Minnesota Wild GM Paul Fenton hasn’t been on the job long, but he and his staff made an astute signing over the weekend when they got defenseman Mathew Dumba to commit to a new five-year pact.
The contract comes with a $6 million annual cap hit, propelling Dumba into a new earning bracket, albeit one the youngster deserves. The key for Fenton was locking up the D-man at a fair price; a bridge deal of two or three years could have seen Dumba’s value skyrocket if he continues to take on the responsibility he did this past season.

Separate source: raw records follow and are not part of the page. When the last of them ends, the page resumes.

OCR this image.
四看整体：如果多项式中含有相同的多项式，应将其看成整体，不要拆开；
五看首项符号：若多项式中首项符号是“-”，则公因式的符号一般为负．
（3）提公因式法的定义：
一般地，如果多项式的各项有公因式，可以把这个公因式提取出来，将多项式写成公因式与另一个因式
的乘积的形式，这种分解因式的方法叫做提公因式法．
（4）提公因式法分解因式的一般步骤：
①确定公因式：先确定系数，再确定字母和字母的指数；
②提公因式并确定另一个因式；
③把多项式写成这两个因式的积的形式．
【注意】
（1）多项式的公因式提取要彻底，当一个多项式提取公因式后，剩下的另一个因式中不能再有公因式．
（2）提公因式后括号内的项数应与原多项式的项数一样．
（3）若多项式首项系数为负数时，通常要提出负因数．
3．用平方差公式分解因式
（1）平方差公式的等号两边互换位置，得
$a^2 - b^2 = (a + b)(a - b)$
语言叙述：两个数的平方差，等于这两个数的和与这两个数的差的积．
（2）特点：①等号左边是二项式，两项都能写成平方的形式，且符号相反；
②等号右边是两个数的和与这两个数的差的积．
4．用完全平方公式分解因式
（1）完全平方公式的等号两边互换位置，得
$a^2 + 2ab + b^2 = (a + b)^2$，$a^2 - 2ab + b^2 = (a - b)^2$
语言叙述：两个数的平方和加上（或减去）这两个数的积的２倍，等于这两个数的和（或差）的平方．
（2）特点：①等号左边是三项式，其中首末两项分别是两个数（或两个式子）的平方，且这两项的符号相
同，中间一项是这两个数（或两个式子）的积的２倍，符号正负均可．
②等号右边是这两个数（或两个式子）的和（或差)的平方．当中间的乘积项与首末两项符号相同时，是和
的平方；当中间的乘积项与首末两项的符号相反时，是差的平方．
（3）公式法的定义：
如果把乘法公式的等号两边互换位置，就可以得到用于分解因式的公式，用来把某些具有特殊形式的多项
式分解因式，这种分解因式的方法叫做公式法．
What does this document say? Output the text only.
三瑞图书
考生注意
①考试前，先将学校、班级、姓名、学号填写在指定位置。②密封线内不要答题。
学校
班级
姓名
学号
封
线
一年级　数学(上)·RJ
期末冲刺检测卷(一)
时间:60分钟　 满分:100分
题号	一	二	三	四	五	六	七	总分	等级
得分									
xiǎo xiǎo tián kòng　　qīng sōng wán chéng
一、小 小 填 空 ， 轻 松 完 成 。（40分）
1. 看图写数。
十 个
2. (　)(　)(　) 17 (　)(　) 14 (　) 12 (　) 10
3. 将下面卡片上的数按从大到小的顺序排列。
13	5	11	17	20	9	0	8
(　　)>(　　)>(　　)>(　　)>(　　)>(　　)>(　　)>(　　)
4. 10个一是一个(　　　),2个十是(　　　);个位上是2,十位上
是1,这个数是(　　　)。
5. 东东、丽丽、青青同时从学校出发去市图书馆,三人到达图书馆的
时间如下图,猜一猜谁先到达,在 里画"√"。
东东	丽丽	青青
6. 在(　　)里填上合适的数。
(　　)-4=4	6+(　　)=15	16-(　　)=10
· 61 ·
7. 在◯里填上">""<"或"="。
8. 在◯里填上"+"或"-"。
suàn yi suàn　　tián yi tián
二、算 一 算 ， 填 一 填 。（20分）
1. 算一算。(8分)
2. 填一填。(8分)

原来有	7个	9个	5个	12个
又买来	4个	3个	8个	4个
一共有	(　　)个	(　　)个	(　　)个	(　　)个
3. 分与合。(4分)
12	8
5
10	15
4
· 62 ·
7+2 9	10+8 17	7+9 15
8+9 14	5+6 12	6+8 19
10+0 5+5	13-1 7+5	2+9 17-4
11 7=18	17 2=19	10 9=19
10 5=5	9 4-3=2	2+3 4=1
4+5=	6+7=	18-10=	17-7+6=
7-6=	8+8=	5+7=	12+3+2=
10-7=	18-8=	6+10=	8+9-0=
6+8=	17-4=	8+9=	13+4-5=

“He played almost 24 minutes a game last year,” Fenton said. “It’s hard to find a right-handed defenseman with game-breaking ability. I love the competitiveness that Matt brings to the game, along with the offense. And we wanted to keep our defense together.”
Minnesota’s roster is in a bit of limbo right now. The Wild are good, but not great. The franchise has some really big contracts on the books and those deals – to veterans Ryan Suter and Zach Parise – will begin to hamper Fenton’s efforts as those players reach the twilights of their careers. Suter played nearly 27 minutes a night this past season, which is an astounding amount. It was good for second in the league to Los Angeles Kings star Drew Doughty, but Suter is also 33 years old already. The ascension of Dumba and partner Jonas Brodin will help eat up those minutes in the coming years, while Jared Spurgeon will also have to keep up his Yeoman’s work. Fenton also cited new signing Greg Pateryn as someone he hoped would flesh out the blueline.
But in terms of upside, Dumba is the most intriguing. Few defensemen have been able to score double-digit goals as consistently as Dumba before the age of 23 (Doughty was one, as were Aaron Ekblad and Dion Phaneuf) and with Suter around, he has a pretty good role model for what a top-flight defenseman can be. Dumba’s challenge now is to iron out his play away from the puck. As a player who made his name in junior with flashy, physical play – not unlike young Phaneuf – taming his wilder side is top priority. His new GM isn’t concerned, however.
“Maturity plays into that,” Fenton said. “There’s a risk/reward factor, but the risk has allowed him to score double-digit goals – he’s got that bomb (shot). As he matures, it will smooth itself out.”
And once he does, the Wild will have an even better player on their hands. Toss in some great prospects up front in Jordan Greenway, Luke Kunin, Joel Eriksson-Ek (I still believe) and the mythical Kirill Kaprizov, and Minnesota has a nice future. How they transition from the Parises and Mikko Koivus of the world will be the most interesting development in the coming years and it won’t be easy: Minnesota will never be too bad with this lineup, but the Wild also can’t hang with Winnipeg or Nashville in the West.
At the least, Fenton has given himself some cost certainty with Dumba and based on the way he has played recently, the young blueliner will be worth every penny over the course of his new contract. Heck, in a couple years, he’ll probably look like a huge bargain.